Elon Musk’s social media platform X experienced a major outage on Friday, leaving tens of thousands of users across multiple countries unable to access the service.
According to outage-monitoring site Downdetector, reports of problems surged shortly after 15:00 GMT. In the UK alone, around 20,000 users reported issues, while Reuters cited nearly 78,000 affected users in the United States, 18,000 in the UK, more than 8,000 in Canada and over 6,000 in Australia.
Users on both the X app and desktop site reported feeds failing to load, with timelines repeatedly flickering between working and going offline. Although reports later began to fall and posts gradually reappeared for many, the platform continued to struggle intermittently for over an hour.

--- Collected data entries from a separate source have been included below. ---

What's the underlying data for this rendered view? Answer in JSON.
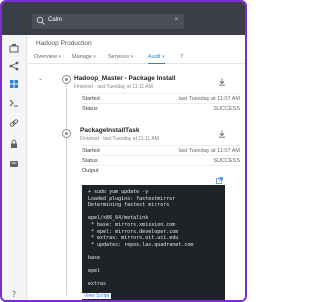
{
  "search": {
    "value": "Calm",
    "clear": "✕"
  },
  "breadcrumb": "Hadoop Production",
  "tabs": [
    {
      "label": "Overview",
      "chevron": "▾"
    },
    {
      "label": "Manage",
      "chevron": "▾"
    },
    {
      "label": "Services",
      "chevron": "▾"
    },
    {
      "label": "Audit",
      "chevron": "▾"
    },
    {
      "label": "?",
      "chevron": ""
    }
  ],
  "tasks": [
    {
      "title": "Hadoop_Master - Package Install",
      "subtitle": "Finished · last Tuesday at 11:11 AM",
      "rows": [
        {
          "key": "Started",
          "value": "last Tuesday at 11:07 AM"
        },
        {
          "key": "Status",
          "value": "SUCCESS"
        }
      ]
    },
    {
      "title": "PackageInstallTask",
      "subtitle": "Finished · last Tuesday at 11:11 AM",
      "rows": [
        {
          "key": "Started",
          "value": "last Tuesday at 11:07 AM"
        },
        {
          "key": "Status",
          "value": "SUCCESS"
        },
        {
          "key": "Output",
          "value": ""
        }
      ]
    }
  ],
  "console_lines": [
    "+ sudo yum update -y",
    "Loaded plugins: fastestmirror",
    "Determining fastest mirrors",
    "",
    "epel/x86_64/metalink",
    " * base: mirrors.xmission.com",
    " * epel: mirrors.developer.com",
    " * extras: mirrors.oit.uci.edu",
    " * updates: repos.lax.quadranet.com",
    "",
    "base",
    "",
    "epel",
    "",
    "extras"
  ],
  "view_script": "View Script",
  "colors": {
    "accent": "#2f7fd6",
    "frame": "#7d2bd6",
    "topbar": "#3a3f47",
    "console_bg": "#1f2328"
  },
  "icons": {
    "rail": [
      "dashboard-icon",
      "share-icon",
      "apps-icon",
      "terminal-icon",
      "link-icon",
      "lock-icon",
      "settings-icon",
      "help-icon"
    ]
  }
}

By late afternoon, X appeared to be back online for a large number of users. However, the company has not confirmed what caused the disruption. X has been approached for comment, but media enquiries often receive no response or automated replies. Elon Musk, who has previously addressed major outages on the platform, has not publicly commented on this incident.
An engineer associated with Musk, Christopher Stanley, posted the word “testing” earlier in the day, followed later by a well-known GIF of Elmo surrounded by flames with raised hands — a post many interpreted as a tongue-in-cheek reference to the outage.
The disruption also appeared to affect Grok, Musk’s AI chatbot integrated into X. Downdetector recorded more than 2,000 reports from Grok users experiencing problems.

The outage comes during a turbulent week for X and Grok. The chatbot has faced criticism after being used to generate sexualised deepfake images on the platform. UK regulators have said they are supporting Ofcom in investigating whether X breached the law, and legal action has reportedly been taken against Musk’s AI company, xAI, over deepfake content.
Technology experts note that outages are becoming more common as digital services grow increasingly complex and rely on aging infrastructure. Problems occurring late in the week can also take longer to fix, as fewer engineers may be available and companies often avoid deploying changes ahead of weekends.

While service has largely been restored, the exact cause of the outage remains unknown — and experts warn such incidents are likely to happen again.